I stuff sheets into a top bunk
You flip cards with new mates
throw a glance
and disappear with the pack
It’s almost time
Brush your teeth. Wear glasses. Spray for bugs.
Be organized
Be flexible
Be you
“I love you. I’m proud. Have fun.”
A kiss good-bye
Stay a boy forever
One more squeeze
Experience it all
“I love you. I’m proud. Have fun.”
Dear Mom…Please stop calling me Buddy
Dear Mom,
Please stop calling me Buddy. I don’t like it.
At first, I was afraid to say anything because you’ve used the nickname since I was little. Now I’m 9 ½ and Buddy sounds weird. It’s embarrassing.
I was also worried I would hurt your feelings. You always seem so excited to call me Buddy. I can tell it means a lot to you. I think you think calling me Buddy automatically brings us closer together.
It really doesn’t.
I know you love me when you sing to me in the morning, sneak a hug and a kiss on the corner before school, helped me wash the toenail out of my eye after it shot up off the clipper, taught me how to follow my basketball shot, pay me allowance, cook me perfect pasta, and stay for a cuddle talk at tuck in.
Like you always say, “Actions speak louder than words.”
Another thing; why do you call me Buddy when you’re mad? Buddies are supposed to make each other happy, but every time you say
“Shut the Wii U off now, Buddy.”
“It’s late, Buddy. Go back to bed.”
“Buddy come on, you left the student planner in your desk, again?”
with a growl or snake-eyed glare, I only feel scared and to be honest, a little angry myself. The whole thing doesn’t make sense.
Know what else? I like my name. I like when you say my name. I remember the story of how I got it. You decided in eighth grade that if you ever had a son you would name him after your grandfather. And you did. So why don’t you use it? You wouldn’t like it very much if I called you Red instead of Mom. That’s not respectful.
The definition of Buddy is “a close friend.” For real. I Googled it.

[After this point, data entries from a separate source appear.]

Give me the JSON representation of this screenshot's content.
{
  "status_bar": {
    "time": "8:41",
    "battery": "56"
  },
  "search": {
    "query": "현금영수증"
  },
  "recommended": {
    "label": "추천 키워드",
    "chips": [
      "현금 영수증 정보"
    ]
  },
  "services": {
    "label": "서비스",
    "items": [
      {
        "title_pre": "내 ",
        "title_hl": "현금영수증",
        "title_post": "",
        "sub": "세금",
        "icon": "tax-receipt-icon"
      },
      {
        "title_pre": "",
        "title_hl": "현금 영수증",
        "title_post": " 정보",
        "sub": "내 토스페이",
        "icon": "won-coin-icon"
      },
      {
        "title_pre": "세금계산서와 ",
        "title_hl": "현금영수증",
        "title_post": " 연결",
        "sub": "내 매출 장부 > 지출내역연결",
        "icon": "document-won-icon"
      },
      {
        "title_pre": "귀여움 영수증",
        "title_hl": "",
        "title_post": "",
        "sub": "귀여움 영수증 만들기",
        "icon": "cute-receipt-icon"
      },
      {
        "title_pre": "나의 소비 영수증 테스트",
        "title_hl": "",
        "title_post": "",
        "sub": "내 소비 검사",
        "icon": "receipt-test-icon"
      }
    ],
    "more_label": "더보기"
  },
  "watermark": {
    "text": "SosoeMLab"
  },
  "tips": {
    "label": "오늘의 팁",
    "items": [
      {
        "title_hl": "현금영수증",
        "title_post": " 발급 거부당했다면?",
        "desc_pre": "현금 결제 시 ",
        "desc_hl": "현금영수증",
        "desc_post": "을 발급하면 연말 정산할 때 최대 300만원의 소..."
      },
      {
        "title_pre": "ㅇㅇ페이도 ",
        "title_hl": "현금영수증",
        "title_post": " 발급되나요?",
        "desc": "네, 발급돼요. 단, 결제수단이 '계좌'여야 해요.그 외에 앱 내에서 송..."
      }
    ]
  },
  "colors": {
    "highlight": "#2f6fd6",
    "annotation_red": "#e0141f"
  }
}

Mom, I have friends. I wasn’t a natural at making friends, but you showed me how to introduce myself, share, and speak up. And when I felt shy about joining classmates in the block center or had a hard time sitting at a crowded snack table in preschool, you got me a helper teacher. Now I’m good.
William from the baby playgroup, the kids in my class, the boys I have snowball fights with on the walk home from school, and the guys from my team; these are my buddies.
The ladies you meet for lunch and a chit chat, Daddy on date night, and that funny guy who fist pumps and belly dances in an elf hat at CrossFit; those are your buddies.
Maybe when I’m in college or living in my own apartment we will be close friends.
Right now, I need you to be my mom.
So please stop saying Buddy. I know it’s different and might be a tough habit to break, but you can handle it.
I Love You,
Your son
I never got into the habit of calling my children Buddy. Bubbe, Big Guy, Skootch, Kiddo, and Bubbeleh yes; but never Buddy. If I had, I hope that one of them would write me this letter.